Конечно, я обняла его — но молча. Что я должна была ему ответить? Что я готова идти за ним не только босиком по снегу, но и босиком — через костер? Что у меня кружится голова, стоит о нем подумать? Возможно, когда-нибудь я это и скажу… Но не сегодня — он по-прежнему ничего не говорит о Соне. Не может быть, чтобы он не понимал, как мне неприятно появление Сони в его жизни…
Мне требовался перерыв — чтобы подумать о наших отношениях. Но теперь сбежать я могла только в прошлое…
Я дождалась, когда Гр-р уплетет последний бутерброд:
— Гриша, я решила снова прогуляться в 1909 год… Ты, когда вечером придешь, не удивляйся: я буду не я. То есть внешне я, а внутри — Анна. Ты для Анны — незнакомый мужчина, еще и из будущего. Я напишу ей, чтобы она не испугалась, как в прошлый раз. А ты, — я погрозила Гр-р кулаком, — только попробуй полезть ко мне, то есть к ней… со своими поцелуями… Имей уважение к старушке…
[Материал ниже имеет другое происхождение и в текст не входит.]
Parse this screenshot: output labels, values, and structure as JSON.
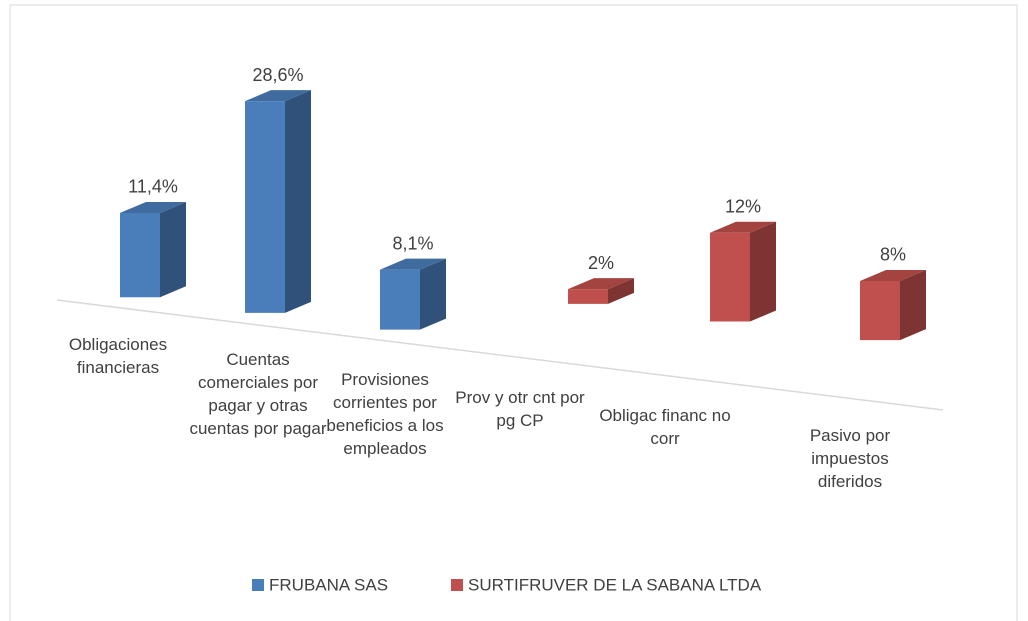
{
  "chart_data": {
    "type": "bar3d",
    "categories": [
      "Obligaciones financieras",
      "Cuentas comerciales por pagar y otras cuentas por pagar",
      "Provisiones corrientes por beneficios a los empleados",
      "Prov y otr cnt por pg CP",
      "Obligac financ no corr",
      "Pasivo por impuestos diferidos"
    ],
    "series": [
      {
        "name": "FRUBANA SAS",
        "color": "#4a7ebb",
        "values": [
          11.4,
          28.6,
          8.1,
          null,
          null,
          null
        ],
        "value_labels": [
          "11,4%",
          "28,6%",
          "8,1%",
          null,
          null,
          null
        ]
      },
      {
        "name": "SURTIFRUVER DE LA SABANA LTDA",
        "color": "#c0504d",
        "values": [
          null,
          null,
          null,
          2,
          12,
          8
        ],
        "value_labels": [
          null,
          null,
          null,
          "2%",
          "12%",
          "8%"
        ]
      }
    ],
    "legend": "bottom"
  }
}
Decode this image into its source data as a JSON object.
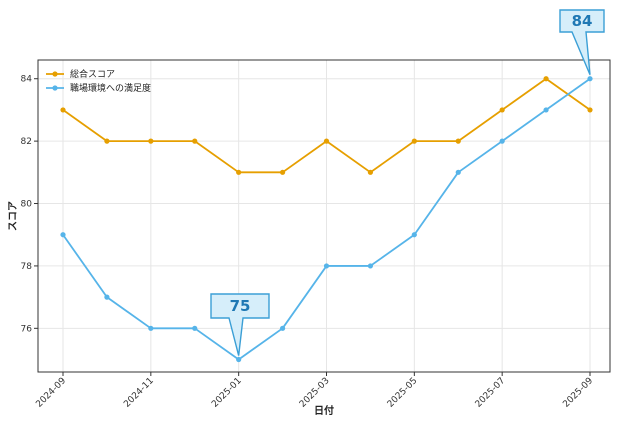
{
  "chart_data": {
    "type": "line",
    "x": [
      "2024-09",
      "2024-10",
      "2024-11",
      "2024-12",
      "2025-01",
      "2025-02",
      "2025-03",
      "2025-04",
      "2025-05",
      "2025-06",
      "2025-07",
      "2025-08",
      "2025-09"
    ],
    "x_tick_labels": [
      "2024-09",
      "2024-11",
      "2025-01",
      "2025-03",
      "2025-05",
      "2025-07",
      "2025-09"
    ],
    "series": [
      {
        "name": "総合スコア",
        "color": "#E69F00",
        "values": [
          83,
          82,
          82,
          82,
          81,
          81,
          82,
          81,
          82,
          82,
          83,
          84,
          83
        ]
      },
      {
        "name": "職場環境への満足度",
        "color": "#56B4E9",
        "values": [
          79,
          77,
          76,
          76,
          75,
          76,
          78,
          78,
          79,
          81,
          82,
          83,
          84
        ]
      }
    ],
    "y_ticks": [
      "76",
      "78",
      "80",
      "82",
      "84"
    ],
    "ylim": [
      74.6,
      84.6
    ],
    "xlabel": "日付",
    "ylabel": "スコア",
    "grid": true,
    "legend_position": "top-left",
    "annotations": [
      {
        "text": "84",
        "x": "2025-09",
        "series": 1
      },
      {
        "text": "75",
        "x": "2025-01",
        "series": 1
      }
    ]
  }
}
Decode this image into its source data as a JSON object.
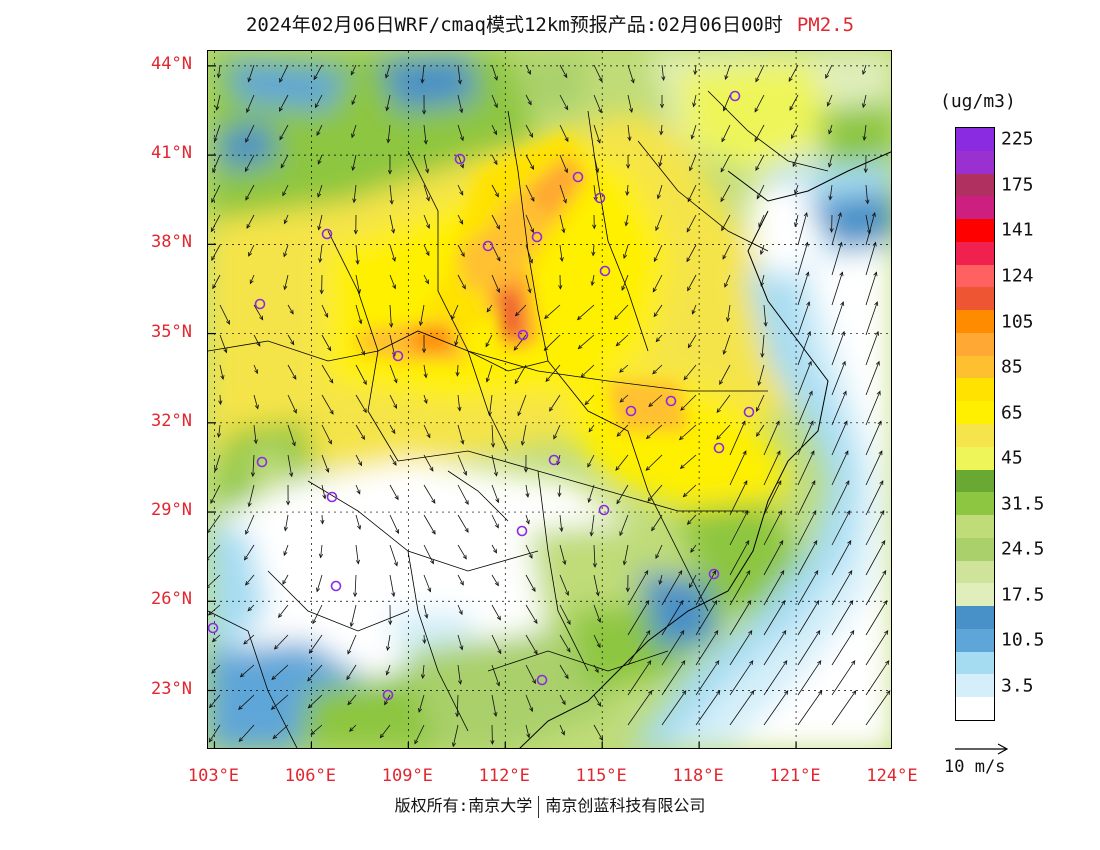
{
  "title": {
    "text": "2024年02月06日WRF/cmaq模式12km预报产品:02月06日00时",
    "species": "PM2.5"
  },
  "colors": {
    "species_color": "#e2262f",
    "tick_color": "#e2262f"
  },
  "map": {
    "lat_ticks": [
      "44°N",
      "41°N",
      "38°N",
      "35°N",
      "32°N",
      "29°N",
      "26°N",
      "23°N"
    ],
    "lon_ticks": [
      "103°E",
      "106°E",
      "109°E",
      "112°E",
      "115°E",
      "118°E",
      "121°E",
      "124°E"
    ],
    "lat_range": [
      21,
      44.5
    ],
    "lon_range": [
      102.8,
      124
    ],
    "station_icon": "circle-marker-icon"
  },
  "legend": {
    "unit": "(ug/m3)",
    "levels": [
      {
        "color": "#8a2be2",
        "label": "225"
      },
      {
        "color": "#9b30d0",
        "label": ""
      },
      {
        "color": "#b03060",
        "label": "175"
      },
      {
        "color": "#cc1f80",
        "label": ""
      },
      {
        "color": "#ff0000",
        "label": "141"
      },
      {
        "color": "#f0204f",
        "label": ""
      },
      {
        "color": "#ff6060",
        "label": "124"
      },
      {
        "color": "#ee5533",
        "label": ""
      },
      {
        "color": "#ff8c00",
        "label": "105"
      },
      {
        "color": "#ffa833",
        "label": ""
      },
      {
        "color": "#ffc030",
        "label": "85"
      },
      {
        "color": "#ffe200",
        "label": ""
      },
      {
        "color": "#fff000",
        "label": "65"
      },
      {
        "color": "#f5e44a",
        "label": ""
      },
      {
        "color": "#eef558",
        "label": "45"
      },
      {
        "color": "#6aa834",
        "label": ""
      },
      {
        "color": "#8dc640",
        "label": "31.5"
      },
      {
        "color": "#bfdc78",
        "label": ""
      },
      {
        "color": "#a9d06a",
        "label": "24.5"
      },
      {
        "color": "#cfe49a",
        "label": ""
      },
      {
        "color": "#e0eebb",
        "label": "17.5"
      },
      {
        "color": "#4890c8",
        "label": ""
      },
      {
        "color": "#5ea6d8",
        "label": "10.5"
      },
      {
        "color": "#a6dcf2",
        "label": ""
      },
      {
        "color": "#d4eff9",
        "label": "3.5"
      },
      {
        "color": "#ffffff",
        "label": ""
      }
    ]
  },
  "wind_reference": {
    "label": "10 m/s",
    "arrow_icon": "wind-reference-arrow-icon"
  },
  "footer": {
    "left": "版权所有:南京大学",
    "right": "南京创蓝科技有限公司"
  }
}
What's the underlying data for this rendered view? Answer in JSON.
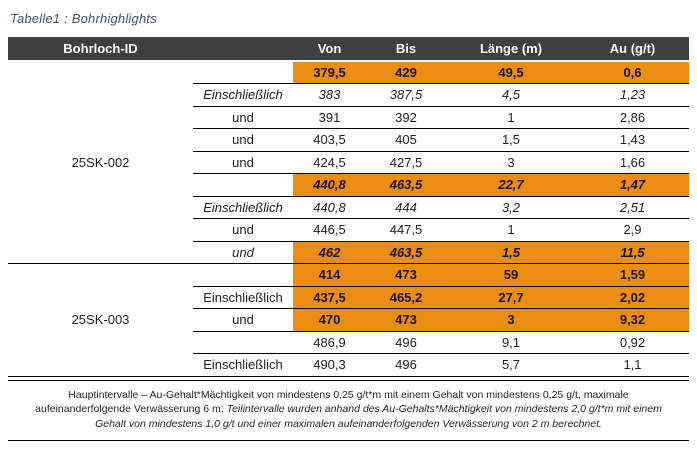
{
  "title": "Tabelle1 : Bohrhighlights",
  "colors": {
    "highlight_orange": "#EB8D13",
    "header_bg": "#3F3F3F",
    "title_color": "#44546A"
  },
  "table": {
    "headers": {
      "id": "Bohrloch-ID",
      "von": "Von",
      "bis": "Bis",
      "laenge": "Länge (m)",
      "au": "Au (g/t)"
    },
    "groups": [
      {
        "id": "25SK-002",
        "rows": [
          {
            "label": "",
            "von": "379,5",
            "bis": "429",
            "laenge": "49,5",
            "au": "0,6",
            "orange": true,
            "bold": true,
            "italic": false,
            "label_italic": false
          },
          {
            "label": "Einschließlich",
            "von": "383",
            "bis": "387,5",
            "laenge": "4,5",
            "au": "1,23",
            "orange": false,
            "bold": false,
            "italic": true,
            "label_italic": true
          },
          {
            "label": "und",
            "von": "391",
            "bis": "392",
            "laenge": "1",
            "au": "2,86",
            "orange": false,
            "bold": false,
            "italic": false,
            "label_italic": false
          },
          {
            "label": "und",
            "von": "403,5",
            "bis": "405",
            "laenge": "1,5",
            "au": "1,43",
            "orange": false,
            "bold": false,
            "italic": false,
            "label_italic": false
          },
          {
            "label": "und",
            "von": "424,5",
            "bis": "427,5",
            "laenge": "3",
            "au": "1,66",
            "orange": false,
            "bold": false,
            "italic": false,
            "label_italic": false
          },
          {
            "label": "",
            "von": "440,8",
            "bis": "463,5",
            "laenge": "22,7",
            "au": "1,47",
            "orange": true,
            "bold": true,
            "italic": true,
            "label_italic": false
          },
          {
            "label": "Einschließlich",
            "von": "440,8",
            "bis": "444",
            "laenge": "3,2",
            "au": "2,51",
            "orange": false,
            "bold": false,
            "italic": true,
            "label_italic": true
          },
          {
            "label": "und",
            "von": "446,5",
            "bis": "447,5",
            "laenge": "1",
            "au": "2,9",
            "orange": false,
            "bold": false,
            "italic": false,
            "label_italic": false
          },
          {
            "label": "und",
            "von": "462",
            "bis": "463,5",
            "laenge": "1,5",
            "au": "11,5",
            "orange": true,
            "bold": true,
            "italic": true,
            "label_italic": true
          }
        ]
      },
      {
        "id": "25SK-003",
        "rows": [
          {
            "label": "",
            "von": "414",
            "bis": "473",
            "laenge": "59",
            "au": "1,59",
            "orange": true,
            "bold": true,
            "italic": false,
            "label_italic": false
          },
          {
            "label": "Einschließlich",
            "von": "437,5",
            "bis": "465,2",
            "laenge": "27,7",
            "au": "2,02",
            "orange": true,
            "bold": true,
            "italic": false,
            "label_italic": false
          },
          {
            "label": "und",
            "von": "470",
            "bis": "473",
            "laenge": "3",
            "au": "9,32",
            "orange": true,
            "bold": true,
            "italic": false,
            "label_italic": false
          },
          {
            "label": "",
            "von": "486,9",
            "bis": "496",
            "laenge": "9,1",
            "au": "0,92",
            "orange": false,
            "bold": false,
            "italic": false,
            "label_italic": false
          },
          {
            "label": "Einschließlich",
            "von": "490,3",
            "bis": "496",
            "laenge": "5,7",
            "au": "1,1",
            "orange": false,
            "bold": false,
            "italic": false,
            "label_italic": false
          }
        ]
      }
    ]
  },
  "footnote": {
    "regular": "Hauptintervalle – Au-Gehalt*Mächtigkeit von mindestens 0,25 g/t*m mit einem Gehalt von mindestens 0,25 g/t, maximale aufeinanderfolgende Verwässerung 6 m; ",
    "italic": "Teilintervalle wurden anhand des Au-Gehalts*Mächtigkeit von mindestens 2,0 g/t*m mit einem Gehalt von mindestens 1,0 g/t und einer maximalen aufeinanderfolgenden Verwässerung von 2 m berechnet."
  }
}
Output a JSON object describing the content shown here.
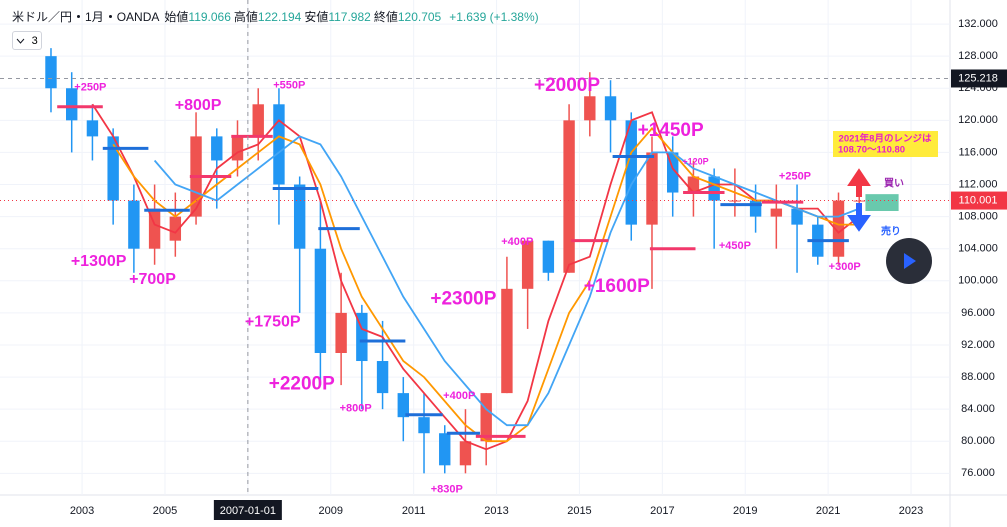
{
  "chart_data": {
    "type": "candlestick",
    "header": {
      "symbol": "米ドル／円",
      "interval": "1月",
      "source": "OANDA",
      "ohlc": [
        {
          "label": "始値",
          "value": 119.066
        },
        {
          "label": "高値",
          "value": 122.194
        },
        {
          "label": "安値",
          "value": 117.982
        },
        {
          "label": "終値",
          "value": 120.705
        }
      ],
      "change": "+1.639 (+1.38%)"
    },
    "dropdown": "3",
    "x": [
      2002.25,
      2002.75,
      2003.25,
      2003.75,
      2004.25,
      2004.75,
      2005.25,
      2005.75,
      2006.25,
      2006.75,
      2007.25,
      2007.75,
      2008.25,
      2008.75,
      2009.25,
      2009.75,
      2010.25,
      2010.75,
      2011.25,
      2011.75,
      2012.25,
      2012.75,
      2013.25,
      2013.75,
      2014.25,
      2014.75,
      2015.25,
      2015.75,
      2016.25,
      2016.75,
      2017.25,
      2017.75,
      2018.25,
      2018.75,
      2019.25,
      2019.75,
      2020.25,
      2020.75,
      2021.25,
      2021.75
    ],
    "open": [
      128,
      124,
      120,
      118,
      110,
      104,
      105,
      108,
      118,
      115,
      118,
      122,
      112,
      104,
      91,
      96,
      90,
      86,
      83,
      81,
      77,
      80,
      86,
      99,
      105,
      101,
      120,
      123,
      120,
      107,
      116,
      111,
      113,
      110,
      110,
      108,
      109,
      107,
      103,
      110
    ],
    "high": [
      129,
      126,
      122,
      119,
      112,
      112,
      111,
      121,
      119,
      120,
      124,
      124,
      113,
      110,
      101,
      97,
      95,
      88,
      86,
      82,
      84,
      86,
      103,
      105,
      105,
      122,
      126,
      125,
      121,
      118,
      118,
      115,
      114,
      114,
      112,
      112,
      112,
      108,
      111,
      112
    ],
    "low": [
      121,
      116,
      115,
      107,
      101,
      102,
      103,
      107,
      109,
      113,
      115,
      107,
      96,
      87,
      87,
      84,
      84,
      80,
      76,
      76,
      76,
      77,
      86,
      94,
      100,
      101,
      118,
      116,
      105,
      99,
      108,
      108,
      104,
      108,
      106,
      104,
      101,
      102,
      102,
      109
    ],
    "close": [
      124,
      120,
      118,
      110,
      104,
      109,
      108,
      118,
      115,
      118,
      122,
      112,
      104,
      91,
      96,
      90,
      86,
      83,
      81,
      77,
      80,
      86,
      99,
      105,
      101,
      120,
      123,
      120,
      107,
      116,
      111,
      113,
      110,
      110,
      108,
      109,
      107,
      103,
      110,
      110
    ],
    "up_color": "#ef5350",
    "down_color": "#2196f3",
    "moving_averages": [
      {
        "color": "#f23645",
        "values": [
          null,
          null,
          122,
          118,
          113,
          107,
          106,
          109,
          114,
          116,
          117,
          120,
          118,
          110,
          100,
          94,
          93,
          89,
          86,
          83,
          80,
          79,
          80,
          85,
          95,
          102,
          103,
          112,
          120,
          121,
          114,
          111,
          112,
          112,
          110,
          110,
          109,
          109,
          106,
          108
        ]
      },
      {
        "color": "#ff9800",
        "values": [
          null,
          null,
          null,
          117,
          113,
          110,
          108,
          110,
          112,
          114,
          116,
          118,
          117,
          112,
          104,
          98,
          94,
          90,
          88,
          85,
          82,
          80,
          80,
          82,
          89,
          96,
          100,
          108,
          116,
          119,
          116,
          113,
          112,
          111,
          110,
          110,
          109,
          108,
          107,
          107
        ]
      },
      {
        "color": "#42a5f5",
        "values": [
          null,
          null,
          null,
          null,
          null,
          115,
          112,
          111,
          110,
          112,
          114,
          116,
          118,
          117,
          113,
          108,
          103,
          98,
          94,
          90,
          87,
          84,
          82,
          82,
          86,
          92,
          98,
          106,
          112,
          116,
          116,
          114,
          113,
          112,
          111,
          110,
          109,
          108,
          108,
          109
        ]
      }
    ],
    "xlim": [
      2001.02,
      2023.94
    ],
    "ylim": [
      73.3,
      135.0
    ],
    "xticks": [
      2003,
      2005,
      2007,
      2009,
      2011,
      2013,
      2015,
      2017,
      2019,
      2021,
      2023
    ],
    "yticks": [
      {
        "value": 76,
        "label": "76.000"
      },
      {
        "value": 80,
        "label": "80.000"
      },
      {
        "value": 84,
        "label": "84.000"
      },
      {
        "value": 88,
        "label": "88.000"
      },
      {
        "value": 92,
        "label": "92.000"
      },
      {
        "value": 96,
        "label": "96.000"
      },
      {
        "value": 100,
        "label": "100.000"
      },
      {
        "value": 104,
        "label": "104.000"
      },
      {
        "value": 108,
        "label": "108.000"
      },
      {
        "value": 112,
        "label": "112.000"
      },
      {
        "value": 116,
        "label": "116.000"
      },
      {
        "value": 120,
        "label": "120.000"
      },
      {
        "value": 124,
        "label": "124.000"
      },
      {
        "value": 128,
        "label": "128.000"
      },
      {
        "value": 132,
        "label": "132.000"
      }
    ],
    "grid": true,
    "level_lines": [
      {
        "x0": 2002.4,
        "x1": 2003.5,
        "y": 121.7,
        "color": "#f2386b"
      },
      {
        "x0": 2003.5,
        "x1": 2004.6,
        "y": 116.5,
        "color": "#1e6fd9"
      },
      {
        "x0": 2004.5,
        "x1": 2005.6,
        "y": 108.8,
        "color": "#1e6fd9"
      },
      {
        "x0": 2005.6,
        "x1": 2006.6,
        "y": 113,
        "color": "#f2386b"
      },
      {
        "x0": 2006.6,
        "x1": 2007.6,
        "y": 118,
        "color": "#f2386b"
      },
      {
        "x0": 2007.6,
        "x1": 2008.7,
        "y": 111.5,
        "color": "#1e6fd9"
      },
      {
        "x0": 2008.7,
        "x1": 2009.7,
        "y": 106.5,
        "color": "#1e6fd9"
      },
      {
        "x0": 2009.7,
        "x1": 2010.8,
        "y": 92.5,
        "color": "#1e6fd9"
      },
      {
        "x0": 2010.8,
        "x1": 2011.7,
        "y": 83.3,
        "color": "#1e6fd9"
      },
      {
        "x0": 2011.8,
        "x1": 2012.6,
        "y": 81,
        "color": "#1e6fd9"
      },
      {
        "x0": 2012.5,
        "x1": 2013.7,
        "y": 80.6,
        "color": "#f2386b"
      },
      {
        "x0": 2014.8,
        "x1": 2015.7,
        "y": 105,
        "color": "#f2386b"
      },
      {
        "x0": 2015.8,
        "x1": 2016.8,
        "y": 115.5,
        "color": "#1e6fd9"
      },
      {
        "x0": 2016.7,
        "x1": 2017.8,
        "y": 104,
        "color": "#f2386b"
      },
      {
        "x0": 2017.5,
        "x1": 2018.5,
        "y": 111,
        "color": "#f2386b"
      },
      {
        "x0": 2018.4,
        "x1": 2019.4,
        "y": 109.5,
        "color": "#1e6fd9"
      },
      {
        "x0": 2019.4,
        "x1": 2020.4,
        "y": 109.8,
        "color": "#f2386b"
      },
      {
        "x0": 2020.5,
        "x1": 2021.5,
        "y": 105,
        "color": "#1e6fd9"
      }
    ],
    "annotations": [
      {
        "text": "+250P",
        "x": 2003.2,
        "y": 124.1,
        "size": "small"
      },
      {
        "text": "+800P",
        "x": 2005.8,
        "y": 121.8,
        "size": "medium"
      },
      {
        "text": "+550P",
        "x": 2008.0,
        "y": 124.3,
        "size": "small"
      },
      {
        "text": "+1300P",
        "x": 2003.4,
        "y": 102.4,
        "size": "medium"
      },
      {
        "text": "+700P",
        "x": 2004.7,
        "y": 100.1,
        "size": "medium"
      },
      {
        "text": "+1750P",
        "x": 2007.6,
        "y": 94.8,
        "size": "medium"
      },
      {
        "text": "+2200P",
        "x": 2008.3,
        "y": 87.1,
        "size": "large"
      },
      {
        "text": "+800P",
        "x": 2009.6,
        "y": 84.1,
        "size": "small"
      },
      {
        "text": "+400P",
        "x": 2012.1,
        "y": 85.6,
        "size": "small"
      },
      {
        "text": "+830P",
        "x": 2011.8,
        "y": 74.0,
        "size": "small"
      },
      {
        "text": "+2300P",
        "x": 2012.2,
        "y": 97.7,
        "size": "large"
      },
      {
        "text": "+400P",
        "x": 2013.5,
        "y": 104.8,
        "size": "small"
      },
      {
        "text": "+2000P",
        "x": 2014.7,
        "y": 124.3,
        "size": "large"
      },
      {
        "text": "+1450P",
        "x": 2017.2,
        "y": 118.7,
        "size": "large"
      },
      {
        "text": "+1600P",
        "x": 2015.9,
        "y": 99.2,
        "size": "large"
      },
      {
        "text": "+120P",
        "x": 2017.8,
        "y": 114.8,
        "size": "tiny"
      },
      {
        "text": "+250P",
        "x": 2020.2,
        "y": 113.0,
        "size": "small"
      },
      {
        "text": "+450P",
        "x": 2018.75,
        "y": 104.3,
        "size": "small"
      },
      {
        "text": "+300P",
        "x": 2021.4,
        "y": 101.7,
        "size": "small"
      }
    ],
    "note": [
      "2021年8月のレンジは",
      "108.70～110.80"
    ],
    "range_band": {
      "x0": 2021.9,
      "x1": 2022.7,
      "low": 108.7,
      "high": 110.8
    },
    "signals": {
      "buy": "買い",
      "sell": "売り"
    },
    "crosshair": {
      "x": 2007.0,
      "x_label": "2007-01-01",
      "y": 125.218
    },
    "last_price": 110.001
  }
}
Что тут началось! Громов вскакивал и снова садился, крича, что я собираюсь проводить опасные для жизни эксперименты в его отсутствие. Эксперименты, которые могут закончиться неизвестно чем… На худой конец, сердился Гр-р, надо было Карпа позвать…
— Ты специально выбрала время, когда я не могу с тобой остаться! А вдруг ты не вернешься, и Анна навсегда тут останется? — мне показалось, что это предположение привело Громова в ужас.
— Будешь любить Анну — внешне это я и есть. А там, в девятьсот девятом, я выйду за Шпинделя, но тогда за последствия не отвечаю: может так получиться, что через сто лет после нашего с ним бракосочетания, в Энске окажутся совсем даже не Нина с Гришей…
— Ну, придумала… Только не Шпиндель! Выходи тогда за моего прадедушку… А как я узнаю, что ты — это ты, а не Анна?
Посмотрите на него! А еще детектив!
— Чтобы ты понял, что я вернулась, давай придумаем пароль… Например, я скажу: 'Бегу за тобой босиком по снегу' — кроме нас никто не знает, что это значит.
Громов еще повозмущался и напоследок заявил, что работать теперь не сможет, так как будет все время думать о моем безрассудном поведении.
Я попыталась его успокоить, сказав, что раньше времени переживать нечего — вдруг не получится…
— Это у тебя-то не получится? Ну-ну… Ага-ага…
— Если все пройдет нормально, я вернусь завтра утром — разбуди…
— Но сейчас-то тебя поцеловать можно? И вообще, надо было предупредить — как я теперь до завтра доживу? Придется с твоей прабабушкой согрешить…
— Маньяк, оставь прабабушку в покое. Согрешишь со мной — завтра…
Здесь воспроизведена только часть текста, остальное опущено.